“Where have all the investment deals gone?” It’s a question that seems to be on investors’ minds these days, as they are looking for places to put their money to work. Everything they look at seems over-priced and there are not many selections from which to choose. I believe there are several issues that there are fewer properties on the market at this time, therefore, prices are higher.
- Because of the 2008 financial crisis, very little new construction has occurred in the past 6 years.
- Banks are very reluctant, due to regulators, to finance new construction, especially if there is speculative, non-preleased space involved.
- Owner / occupants are the desired category for banks to finance, not speculative investment properties. Banks have lots of money but only for very select deals.
- Because so little new inventory has been added, older buildings remain in high demand and thus there is a low inventory of existing properties for investors to analyze.
- Businesses are reluctant to take on the risk of building because of the economic uncertainty, like unemployment, rising interest rate risk, health insurance risk, international chaos, so they stay put.
- Rents remain relatively low, therefore, the cost of new construction doesn’t pencil.
- Rents that justify the costs of new construction are quite a bit higher than businesses are willing to pay, unless they have no choice.
- Investors have been very actively combing the marketplace for “deals” for the past 3 to 4 years, so there are relatively few (no) “deals.” If someone owns an investment property, they have to know there is another property for them to buy, before they are willing to sell. A lack of alternatives means a stagnant market.

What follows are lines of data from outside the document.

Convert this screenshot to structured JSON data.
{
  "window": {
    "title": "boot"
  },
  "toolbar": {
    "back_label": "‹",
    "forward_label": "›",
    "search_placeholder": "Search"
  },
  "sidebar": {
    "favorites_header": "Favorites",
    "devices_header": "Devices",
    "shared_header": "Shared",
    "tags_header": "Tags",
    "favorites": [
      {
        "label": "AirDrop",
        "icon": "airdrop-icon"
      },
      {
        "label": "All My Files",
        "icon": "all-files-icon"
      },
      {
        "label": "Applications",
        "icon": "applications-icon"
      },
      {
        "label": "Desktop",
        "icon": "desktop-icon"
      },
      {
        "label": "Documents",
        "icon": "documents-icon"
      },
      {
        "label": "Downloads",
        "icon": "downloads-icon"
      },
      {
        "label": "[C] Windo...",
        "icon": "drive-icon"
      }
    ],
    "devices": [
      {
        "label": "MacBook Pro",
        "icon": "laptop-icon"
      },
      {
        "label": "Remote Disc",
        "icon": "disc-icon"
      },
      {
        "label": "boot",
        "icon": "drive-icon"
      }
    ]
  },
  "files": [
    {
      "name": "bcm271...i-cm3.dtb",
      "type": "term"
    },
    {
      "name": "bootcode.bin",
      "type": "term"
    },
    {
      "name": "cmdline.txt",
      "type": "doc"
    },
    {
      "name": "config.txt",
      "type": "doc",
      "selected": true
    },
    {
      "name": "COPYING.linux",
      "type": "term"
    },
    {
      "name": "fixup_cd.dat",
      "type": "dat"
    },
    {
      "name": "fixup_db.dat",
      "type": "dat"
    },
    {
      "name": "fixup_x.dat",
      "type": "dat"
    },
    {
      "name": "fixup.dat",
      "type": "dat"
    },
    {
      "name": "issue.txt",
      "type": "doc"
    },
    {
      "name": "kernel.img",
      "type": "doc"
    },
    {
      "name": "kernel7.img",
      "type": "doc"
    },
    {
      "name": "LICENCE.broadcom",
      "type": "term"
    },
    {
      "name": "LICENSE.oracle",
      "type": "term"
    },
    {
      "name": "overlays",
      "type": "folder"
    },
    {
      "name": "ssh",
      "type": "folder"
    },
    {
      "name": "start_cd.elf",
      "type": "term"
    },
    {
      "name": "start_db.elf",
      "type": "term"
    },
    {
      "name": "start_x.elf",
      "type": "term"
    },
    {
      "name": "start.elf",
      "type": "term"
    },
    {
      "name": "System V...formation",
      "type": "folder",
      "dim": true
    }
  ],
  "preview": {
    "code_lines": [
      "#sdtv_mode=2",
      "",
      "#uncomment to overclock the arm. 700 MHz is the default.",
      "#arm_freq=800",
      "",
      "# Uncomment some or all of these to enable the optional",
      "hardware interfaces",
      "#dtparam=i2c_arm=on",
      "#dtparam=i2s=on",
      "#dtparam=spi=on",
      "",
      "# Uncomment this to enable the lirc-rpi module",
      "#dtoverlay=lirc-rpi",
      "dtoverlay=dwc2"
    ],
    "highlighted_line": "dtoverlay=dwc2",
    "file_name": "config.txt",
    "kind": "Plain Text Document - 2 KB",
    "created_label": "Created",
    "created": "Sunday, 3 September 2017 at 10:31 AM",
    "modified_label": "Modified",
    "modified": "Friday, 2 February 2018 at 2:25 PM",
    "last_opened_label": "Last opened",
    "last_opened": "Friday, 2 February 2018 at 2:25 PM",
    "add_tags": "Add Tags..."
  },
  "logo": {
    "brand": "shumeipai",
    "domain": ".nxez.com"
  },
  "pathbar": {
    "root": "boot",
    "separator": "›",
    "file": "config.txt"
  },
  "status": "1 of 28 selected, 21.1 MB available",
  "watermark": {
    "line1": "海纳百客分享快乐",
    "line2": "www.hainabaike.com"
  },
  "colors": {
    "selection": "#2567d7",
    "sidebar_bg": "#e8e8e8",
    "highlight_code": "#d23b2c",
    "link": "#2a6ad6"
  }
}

- Until rents rise, which will happen gradually, the supply of properties will not increase.
- Until lending standards for new construction ease, which will not happen for years, the supply of new properties will not increase.
- Without new building construction, the supply of existing properties on the market remains tight.
- Low interest rates on bonds have driven investors to look for higher yields in other assets, real estate being one of them. Consequently, the drive for income has put more money into the property market, making it more difficult to find good investments.
Nationally, the supply of commercial real estate is expanding at the rate of one percent per year, while the demand is growing at 2%, according to the Manager of American Century Real Estate Fund. So supply will tighten, producing higher rent rates, until there is more capital entering the market to increase the supply. I hope this explanation will help you better understand the market place in which we currently find ourselves.